" Une soupe d'étoiles et de lettres "
Poésie et prose entremêlées, assemblées à l'automne de sa vie par Cortazar lui-même pour en faire ce recueil, paru en 1984 pour la première édition mexicaine, l'année de sa mort.
C'est toute l'originalité de ce Crépuscule d'automne - Salvo el crepusculo - traduit en français en 2010.

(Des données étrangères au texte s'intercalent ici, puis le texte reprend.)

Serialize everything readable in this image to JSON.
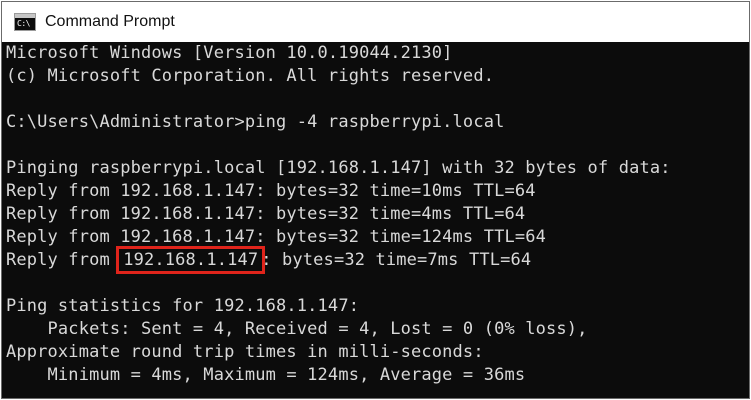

Pourquoi attirer l'attention sur ces textes ? Comment des mots trouvent le chemin de l'attention, de l'émotion ? Difficile à exprimer. Je crois qu'il y a d'abord un ton, direct et libre, à la fois révolté et tendre, nostalgique et si présent ; puis des associations de mots, d'idées insolites, graves ou pleines d'humour, qui claquent au fil des pages et des textes d'une grande variété de thèmes, avec en fond, toujours, l'amour et la musique. Un petit air de tango...sans doute.
" Ne pas accepter un autre ordre que celui des affinités, une autre chronologie que celle du cœur, un autre horaire que celui des rencontres à contretemps, les véritables. (...) "
" ...Ce fut une parole de tango pour ton indifférente mélodie. "
" Il est certain dans son incertitude, il est nu de silence. "
Reflets miroitants du crépuscule : le recueil divisé en une quinzaine de parties est largement émaillé de citations d'auteurs de continents et d'époques variés, un peu comme des feux littéraires allumés par d'autres et dont Cortazar prolonge la flamme. Et franchement, ce florilège de citations est aussi un pur régal.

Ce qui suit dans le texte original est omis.